Hace poco menos de una década, al igual que le ocurrió a gran parte del planeta (no vayan a creer que fui solo yo), atravesé una temporada de lenocinio literario en el que me entregué a los placeres fáciles y la satisfacción poco exigente que provocaba la lectura de las obras de Dan Brown.
En esas andaba cuando, gracias a esas periódicas promociones 3x2 que suelen alegrar cualquier bolsillo, me hice con algún ejemplar de La Conspiración, uno de esos primeros thrillers olvidados del autor en los que ya apuntaba maneras flirteando con elaboradas tramas de secretos gubernamentales y que, años después, lograría explotar a nivel mundial de la mano del icónico profesor Robert Langdon y su inexplicable habilidad para salvar al mundo una y otra vez simplemente sabiendo de arte.
Recuerdo que pocas cosas me llamaron tanto la atención de aquella novela como la gran cantidad de veces que se decía “borracho como una cuba” para describir el estado de alicoramiento de algún personaje. Una expresión que, hasta entonces, nunca había escuchado y que, por lo mismo, me decía poco más que nada, razón suficiente para no entender su utilización en un libro cuya venta iba dirigida al mercado colombiano. P
ara constatar que no era el único indignado con la situación, elevé mi comentario a los tribunales superiores de la opinión pública en alguna red social y, para mi propia sorpresa, fueron muchos los palos que me cayeron de estudiosos de la traducción que rastrearon el uso de “borracho como una cuba” hasta el origen de la expresión inglesa que seguramente se empleó en su versión original. La verdad era ineludible: la elección de la frase era correcta y, una vez más, mis apabullantes niveles de ignorancia eran vergonzosos.

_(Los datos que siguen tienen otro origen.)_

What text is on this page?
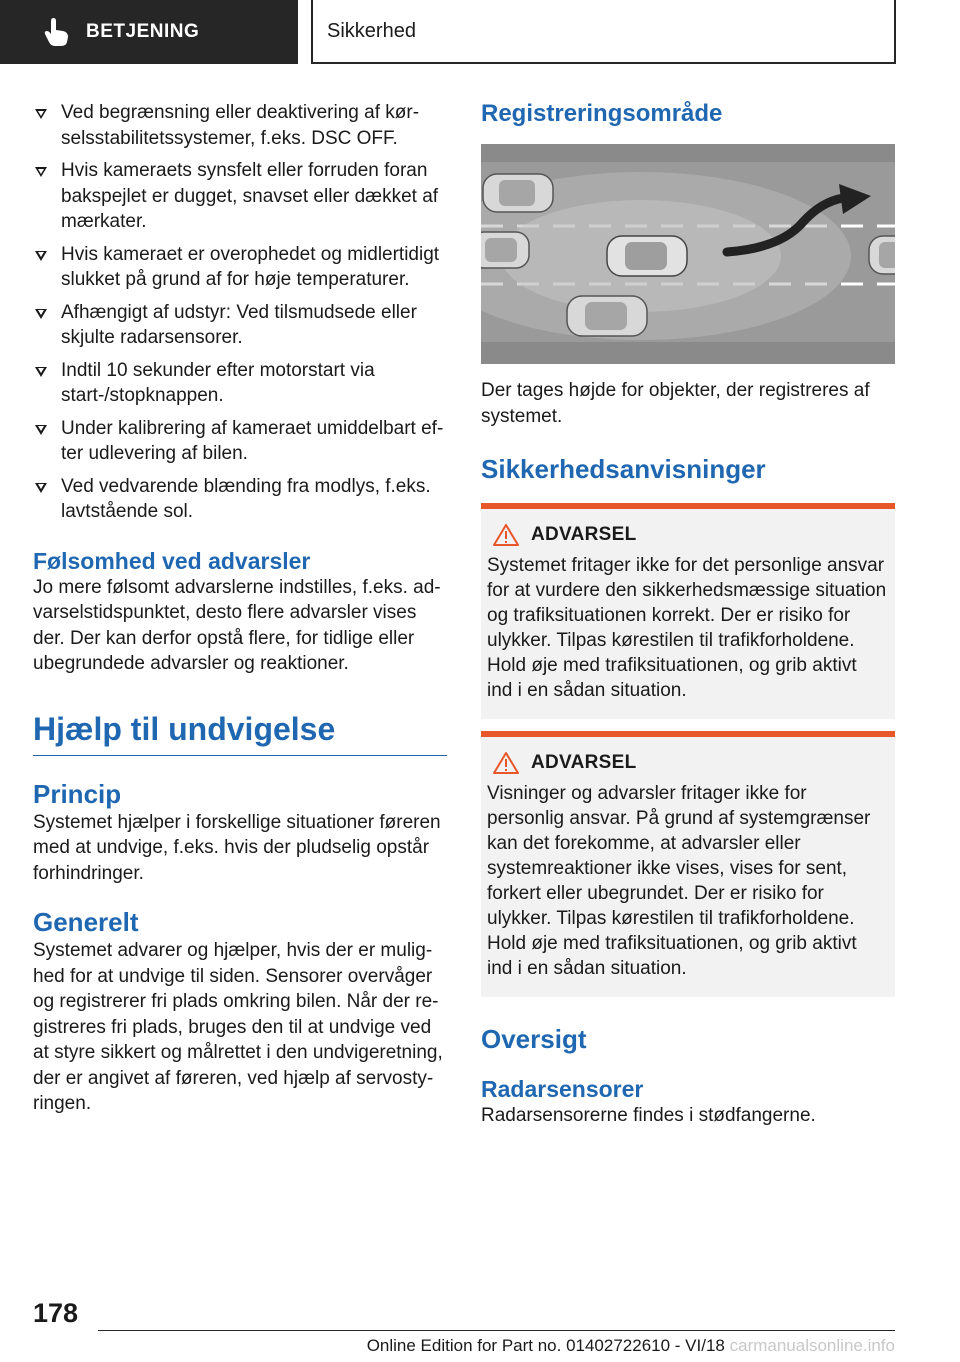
BETJENING	Sikkerhed
Ved begrænsning eller deaktivering af kørselsstabilitetssystemer, f.eks. DSC OFF.
Hvis kameraets synsfelt eller forruden foran bakspejlet er dugget, snavset eller dækket af mærkater.
Hvis kameraet er overophedet og midlertidigt slukket på grund af for høje temperaturer.
Afhængigt af udstyr: Ved tilsmudsede eller skjulte radarsensorer.
Indtil 10 sekunder efter motorstart via start-/stopknappen.
Under kalibrering af kameraet umiddelbart efter udlevering af bilen.
Ved vedvarende blænding fra modlys, f.eks. lavtstående sol.
Følsomhed ved advarsler

Jo mere følsomt advarslerne indstilles, f.eks. advarselstidspunktet, desto flere advarsler vises der. Der kan derfor opstå flere, for tidlige eller ubegrundede advarsler og reaktioner.

Hjælp til undvigelse
Princip

Systemet hjælper i forskellige situationer føreren med at undvige, f.eks. hvis der pludselig opstår forhindringer.

Generelt

Systemet advarer og hjælper, hvis der er mulighed for at undvige til siden. Sensorer overvåger og registrerer fri plads omkring bilen. Når der registreres fri plads, bruges den til at undvige ved at styre sikkert og målrettet i den undvigeretning, der er angivet af føreren, ved hjælp af servostyringen.

Registreringsområde

Der tages højde for objekter, der registreres af systemet.

Sikkerhedsanvisninger
ADVARSEL

Systemet fritager ikke for det personlige ansvar for at vurdere den sikkerhedsmæssige situation og trafiksituationen korrekt. Der er risiko for ulykker. Tilpas kørestilen til trafikforholdene. Hold øje med trafiksituationen, og grib aktivt ind i en sådan situation.

ADVARSEL

Visninger og advarsler fritager ikke for personlig ansvar. På grund af systemgrænser kan det forekomme, at advarsler eller systemreaktioner ikke vises, vises for sent, forkert eller ubegrundet. Der er risiko for ulykker. Tilpas kørestilen til trafikforholdene. Hold øje med trafiksituationen, og grib aktivt ind i en sådan situation.

Oversigt
Radarsensorer

Radarsensorerne findes i stødfangerne.

178
Online Edition for Part no. 01402722610 - VI/18 carmanualsonline.info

Desde entonces, aprendí a no tomarme a la ligera el casi siempre subestimado ejercicio de traducción. Una disciplina en esencia quirúrgica que, en el campo literario, y ya no digamos legislativo o contractual, tiene efectos determinantes sobre el impacto que la obra tendrá en el lector, lo que indefectiblemente redundará en el legado del autor.
La traducción de literatura en su estado más puro no es un mero proceso algorítmico en el que se elige la palabra “más coherente” de entre una piscina de alternativas, aunque Google se esfuerce por venderlo así, sino un fenómeno de transmutación física, en el que el traductor desdobla su alma, abandonando su yo carnal, para metamorfosearse en el escritor de aquella historia a la que pretende insuflarle vida con el soplo vitalizador de palabras prestadas del español.
Sin importar cuán brillante sea un autor, estará condenado a la muerte por olvido si nadie empuja su bibliografía sobre la barrera lingüística de su lengua materna y, por ello, al ser los traductores la pesadilla auténtica del anonimato literario, deberíamos reconocerles de mejor forma su labor, sacarles de las sombras y darles el crédito que se merecen por el éxito editorial que con su trabajo descomunal ayudan a sembrar. Poner sus nombres en la portada, por ejemplo, sería un gran lugar por donde empezar.